Atlantean? I focused on the new area of icy ghosts. “Afraid of circles? That’s not old knowledge. I had to teach your mate that lesson myself.”
That did it. For a split second, the wendigo’s rage triumphed, the snow forming a giant wolf body on the ground near the center of the swirling faces. It leapt towards me, its humongous body clearing the gap between where it was and the circle’s edge effortlessly. It regained control mid-flight, but too late. With sheer will and a twitch of my hand, I forced the spear into flight, catching it in the flank. If it hadn’t broken its charge, the spear would have plunged straight through its throat.

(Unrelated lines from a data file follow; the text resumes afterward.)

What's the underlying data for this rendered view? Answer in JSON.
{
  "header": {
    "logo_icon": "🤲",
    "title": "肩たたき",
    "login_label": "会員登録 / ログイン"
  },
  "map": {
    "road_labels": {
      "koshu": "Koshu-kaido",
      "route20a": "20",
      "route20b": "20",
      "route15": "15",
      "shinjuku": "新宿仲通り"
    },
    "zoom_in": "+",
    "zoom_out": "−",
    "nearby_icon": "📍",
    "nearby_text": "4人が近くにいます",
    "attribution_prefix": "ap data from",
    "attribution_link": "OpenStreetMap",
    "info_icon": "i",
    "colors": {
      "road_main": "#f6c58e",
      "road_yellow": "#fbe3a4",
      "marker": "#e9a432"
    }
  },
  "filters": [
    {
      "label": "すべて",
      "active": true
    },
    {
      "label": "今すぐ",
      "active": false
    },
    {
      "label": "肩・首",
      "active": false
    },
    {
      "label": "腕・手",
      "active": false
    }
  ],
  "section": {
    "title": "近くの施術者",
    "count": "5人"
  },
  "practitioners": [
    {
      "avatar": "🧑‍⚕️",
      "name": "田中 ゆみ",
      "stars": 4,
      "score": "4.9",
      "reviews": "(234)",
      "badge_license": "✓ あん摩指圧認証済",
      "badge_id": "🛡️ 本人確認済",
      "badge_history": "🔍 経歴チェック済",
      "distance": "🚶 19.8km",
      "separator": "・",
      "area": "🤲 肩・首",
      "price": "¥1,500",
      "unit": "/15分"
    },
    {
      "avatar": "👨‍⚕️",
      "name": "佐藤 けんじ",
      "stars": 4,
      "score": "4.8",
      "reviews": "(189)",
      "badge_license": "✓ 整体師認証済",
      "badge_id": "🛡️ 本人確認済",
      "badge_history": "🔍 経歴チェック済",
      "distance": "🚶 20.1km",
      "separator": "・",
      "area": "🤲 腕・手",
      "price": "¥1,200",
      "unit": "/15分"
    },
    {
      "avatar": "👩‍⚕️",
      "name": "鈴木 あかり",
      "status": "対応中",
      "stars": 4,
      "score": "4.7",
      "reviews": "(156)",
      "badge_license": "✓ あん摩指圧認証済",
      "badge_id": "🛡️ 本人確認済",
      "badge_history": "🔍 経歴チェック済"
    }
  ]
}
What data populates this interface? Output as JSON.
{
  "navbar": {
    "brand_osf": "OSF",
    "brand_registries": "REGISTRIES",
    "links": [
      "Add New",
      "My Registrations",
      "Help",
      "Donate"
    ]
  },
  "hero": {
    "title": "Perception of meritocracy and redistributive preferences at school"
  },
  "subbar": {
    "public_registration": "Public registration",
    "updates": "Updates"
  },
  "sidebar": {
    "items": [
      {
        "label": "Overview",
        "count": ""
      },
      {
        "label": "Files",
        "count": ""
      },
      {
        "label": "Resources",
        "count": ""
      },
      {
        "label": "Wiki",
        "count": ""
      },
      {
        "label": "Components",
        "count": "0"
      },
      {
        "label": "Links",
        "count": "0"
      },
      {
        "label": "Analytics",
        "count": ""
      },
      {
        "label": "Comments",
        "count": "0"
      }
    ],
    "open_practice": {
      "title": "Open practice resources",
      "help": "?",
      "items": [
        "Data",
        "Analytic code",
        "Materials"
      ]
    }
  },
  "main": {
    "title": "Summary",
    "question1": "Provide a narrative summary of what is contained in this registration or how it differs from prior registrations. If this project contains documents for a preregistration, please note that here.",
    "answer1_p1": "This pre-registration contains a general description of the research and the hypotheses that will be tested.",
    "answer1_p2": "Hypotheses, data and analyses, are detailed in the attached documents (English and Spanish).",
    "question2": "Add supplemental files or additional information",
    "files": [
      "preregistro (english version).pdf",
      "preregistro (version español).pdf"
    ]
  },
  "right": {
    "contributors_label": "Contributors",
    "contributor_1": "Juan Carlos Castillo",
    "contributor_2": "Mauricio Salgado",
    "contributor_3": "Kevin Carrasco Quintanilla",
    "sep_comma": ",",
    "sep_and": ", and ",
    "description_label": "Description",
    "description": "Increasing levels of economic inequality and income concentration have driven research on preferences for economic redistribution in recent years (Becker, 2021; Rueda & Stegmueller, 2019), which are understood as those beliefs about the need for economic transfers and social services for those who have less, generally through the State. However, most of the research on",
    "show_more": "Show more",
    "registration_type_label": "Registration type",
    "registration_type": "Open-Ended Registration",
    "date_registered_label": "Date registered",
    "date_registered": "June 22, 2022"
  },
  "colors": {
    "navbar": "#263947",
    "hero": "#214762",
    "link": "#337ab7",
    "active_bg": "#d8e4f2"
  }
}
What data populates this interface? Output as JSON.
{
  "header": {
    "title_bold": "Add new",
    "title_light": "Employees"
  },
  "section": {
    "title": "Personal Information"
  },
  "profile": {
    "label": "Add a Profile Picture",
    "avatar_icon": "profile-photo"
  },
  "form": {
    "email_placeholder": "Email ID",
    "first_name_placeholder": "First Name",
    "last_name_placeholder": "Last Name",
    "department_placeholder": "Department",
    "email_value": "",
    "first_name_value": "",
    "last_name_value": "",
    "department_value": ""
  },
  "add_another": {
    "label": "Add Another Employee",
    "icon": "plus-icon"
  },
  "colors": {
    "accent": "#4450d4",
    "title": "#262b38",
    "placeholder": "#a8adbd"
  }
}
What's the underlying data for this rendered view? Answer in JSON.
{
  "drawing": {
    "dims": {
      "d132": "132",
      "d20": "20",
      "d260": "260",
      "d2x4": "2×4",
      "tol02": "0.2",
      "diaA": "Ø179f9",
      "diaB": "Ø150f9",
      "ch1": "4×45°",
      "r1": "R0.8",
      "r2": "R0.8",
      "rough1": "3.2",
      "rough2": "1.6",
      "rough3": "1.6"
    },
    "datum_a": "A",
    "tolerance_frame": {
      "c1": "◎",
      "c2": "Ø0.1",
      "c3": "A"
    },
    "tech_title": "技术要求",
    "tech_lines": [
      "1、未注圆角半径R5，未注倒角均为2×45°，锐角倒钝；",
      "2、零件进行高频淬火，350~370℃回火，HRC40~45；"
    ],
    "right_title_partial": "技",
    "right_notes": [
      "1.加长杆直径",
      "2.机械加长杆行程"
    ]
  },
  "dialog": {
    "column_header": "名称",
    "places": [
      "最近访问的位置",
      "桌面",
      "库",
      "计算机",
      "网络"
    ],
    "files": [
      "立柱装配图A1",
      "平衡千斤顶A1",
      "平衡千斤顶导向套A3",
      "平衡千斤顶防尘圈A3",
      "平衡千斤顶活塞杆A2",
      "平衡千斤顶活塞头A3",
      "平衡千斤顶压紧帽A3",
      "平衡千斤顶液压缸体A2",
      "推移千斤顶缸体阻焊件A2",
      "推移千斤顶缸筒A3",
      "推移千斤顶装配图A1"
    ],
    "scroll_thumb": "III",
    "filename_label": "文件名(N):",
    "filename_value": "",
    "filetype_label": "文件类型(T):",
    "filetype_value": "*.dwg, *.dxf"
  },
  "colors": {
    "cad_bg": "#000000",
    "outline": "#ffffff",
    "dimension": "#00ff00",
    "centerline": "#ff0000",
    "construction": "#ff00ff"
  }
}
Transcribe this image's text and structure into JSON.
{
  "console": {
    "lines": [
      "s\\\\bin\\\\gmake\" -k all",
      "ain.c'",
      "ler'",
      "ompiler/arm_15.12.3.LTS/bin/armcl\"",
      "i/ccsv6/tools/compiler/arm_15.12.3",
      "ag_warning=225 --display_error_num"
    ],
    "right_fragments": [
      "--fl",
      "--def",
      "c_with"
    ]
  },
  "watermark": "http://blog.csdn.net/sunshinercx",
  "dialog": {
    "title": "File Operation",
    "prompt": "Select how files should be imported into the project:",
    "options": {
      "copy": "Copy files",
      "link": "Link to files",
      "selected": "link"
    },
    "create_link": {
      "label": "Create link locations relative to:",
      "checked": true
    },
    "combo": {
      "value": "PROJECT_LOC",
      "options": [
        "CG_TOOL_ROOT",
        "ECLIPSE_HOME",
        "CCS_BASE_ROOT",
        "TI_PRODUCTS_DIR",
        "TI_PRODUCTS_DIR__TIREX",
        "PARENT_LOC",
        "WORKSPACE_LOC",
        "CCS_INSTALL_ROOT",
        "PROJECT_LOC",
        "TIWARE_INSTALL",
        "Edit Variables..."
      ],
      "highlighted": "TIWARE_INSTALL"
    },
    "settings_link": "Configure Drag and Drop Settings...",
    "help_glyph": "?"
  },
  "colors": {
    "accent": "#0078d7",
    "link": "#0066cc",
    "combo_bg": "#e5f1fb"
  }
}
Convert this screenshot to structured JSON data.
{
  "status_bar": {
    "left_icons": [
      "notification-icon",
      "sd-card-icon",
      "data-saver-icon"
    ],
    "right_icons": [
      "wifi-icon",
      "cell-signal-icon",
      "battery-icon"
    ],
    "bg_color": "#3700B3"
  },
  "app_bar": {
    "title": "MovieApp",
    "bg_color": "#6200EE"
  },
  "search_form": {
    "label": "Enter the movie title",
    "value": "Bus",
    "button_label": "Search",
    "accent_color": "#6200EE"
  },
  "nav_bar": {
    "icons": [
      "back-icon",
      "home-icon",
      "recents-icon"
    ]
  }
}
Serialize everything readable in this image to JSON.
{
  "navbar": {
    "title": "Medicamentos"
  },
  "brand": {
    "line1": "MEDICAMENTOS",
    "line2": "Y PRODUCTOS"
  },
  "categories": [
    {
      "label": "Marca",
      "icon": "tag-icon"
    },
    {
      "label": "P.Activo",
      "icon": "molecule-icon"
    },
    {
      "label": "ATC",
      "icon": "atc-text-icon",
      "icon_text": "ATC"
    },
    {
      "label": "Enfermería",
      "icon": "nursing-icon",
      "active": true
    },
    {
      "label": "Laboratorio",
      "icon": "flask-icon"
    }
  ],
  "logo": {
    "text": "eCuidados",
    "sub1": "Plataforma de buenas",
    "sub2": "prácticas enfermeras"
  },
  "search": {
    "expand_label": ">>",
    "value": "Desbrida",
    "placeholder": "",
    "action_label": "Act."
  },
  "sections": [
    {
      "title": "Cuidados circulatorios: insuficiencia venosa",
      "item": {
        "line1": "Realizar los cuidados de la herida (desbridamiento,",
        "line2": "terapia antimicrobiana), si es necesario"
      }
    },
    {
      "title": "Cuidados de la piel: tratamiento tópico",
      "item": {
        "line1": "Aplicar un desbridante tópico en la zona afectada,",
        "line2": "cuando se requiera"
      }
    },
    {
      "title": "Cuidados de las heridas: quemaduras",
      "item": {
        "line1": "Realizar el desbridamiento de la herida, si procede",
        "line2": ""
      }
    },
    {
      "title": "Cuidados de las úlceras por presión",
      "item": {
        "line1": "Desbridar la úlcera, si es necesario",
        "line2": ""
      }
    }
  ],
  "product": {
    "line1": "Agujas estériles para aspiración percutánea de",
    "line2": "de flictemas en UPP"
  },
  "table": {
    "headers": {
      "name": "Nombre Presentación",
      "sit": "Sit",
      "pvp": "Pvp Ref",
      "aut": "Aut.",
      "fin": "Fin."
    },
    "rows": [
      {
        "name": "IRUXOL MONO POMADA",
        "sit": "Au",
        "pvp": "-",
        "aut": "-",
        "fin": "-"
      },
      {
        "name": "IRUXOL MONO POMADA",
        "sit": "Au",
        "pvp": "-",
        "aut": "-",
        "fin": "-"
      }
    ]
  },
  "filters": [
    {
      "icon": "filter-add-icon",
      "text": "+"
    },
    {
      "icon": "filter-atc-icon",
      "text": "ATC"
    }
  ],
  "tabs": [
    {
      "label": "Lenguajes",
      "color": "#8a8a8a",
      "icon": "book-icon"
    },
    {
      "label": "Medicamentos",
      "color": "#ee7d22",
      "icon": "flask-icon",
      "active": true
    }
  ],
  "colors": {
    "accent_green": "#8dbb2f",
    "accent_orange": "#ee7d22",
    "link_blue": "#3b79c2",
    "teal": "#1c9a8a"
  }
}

I grabbed for the chaos blade and tried to stand. My legs were used to long hours of abuse, but this night had been too much. They refused and left me eye level with its massive snout. Up close, the creature was enormous, easily six foot tall and fifteen feet long. Bright blue blood poured from its side in thick, frozen chunks.
Its breath was fetid. “Leave the circle.”
I slashed out with a katana-like blade but it bobbed back just enough. It pawed at the edge, dancing around the circle, searching for an entry point, ducking whenever I brought the sword close. “You cannot hide forever, Atlantean. The cold will take you.”
I shouted back, “And you’ll bleed to death soon enough. That spear will kill you.”
In answer, it reached back and wrenched the spear free with its teeth. A gout of its strange blood sprayed the freshly fallen snow. It looked right at me, spear in jaws, before reducing the relic to toothpicks. “A mere flesh wound, Atlantean. Leave the circle and I’ll make it quick.”
I swung at it again, this time willing the blade tip a foot longer in mid-swing. It bobbed back, but not enough and the lime green crystal slashed through the meat of its nose. The wound smoked and sizzled, cauterized instantly to angry scar tissue.
It roared, more in annoyance than in pain. The creature darted back into the storm, away from the circle. “Hungry Winter is not without her weapons. Die, Atlantean, die.”
She turned back to charge. With each fall of her paws, the wind gathered strength. She stopped with a roar that turned into wind shear beyond anything I had ever known. My feet found it in them to stand, then kept on rising, the hurricane blast carrying me up into the air.
I crashed back down, not on my legs or my sword, but squarely on my head…and well outside my circle of protection. I’d record what happened next, but the blow was an instant knockout.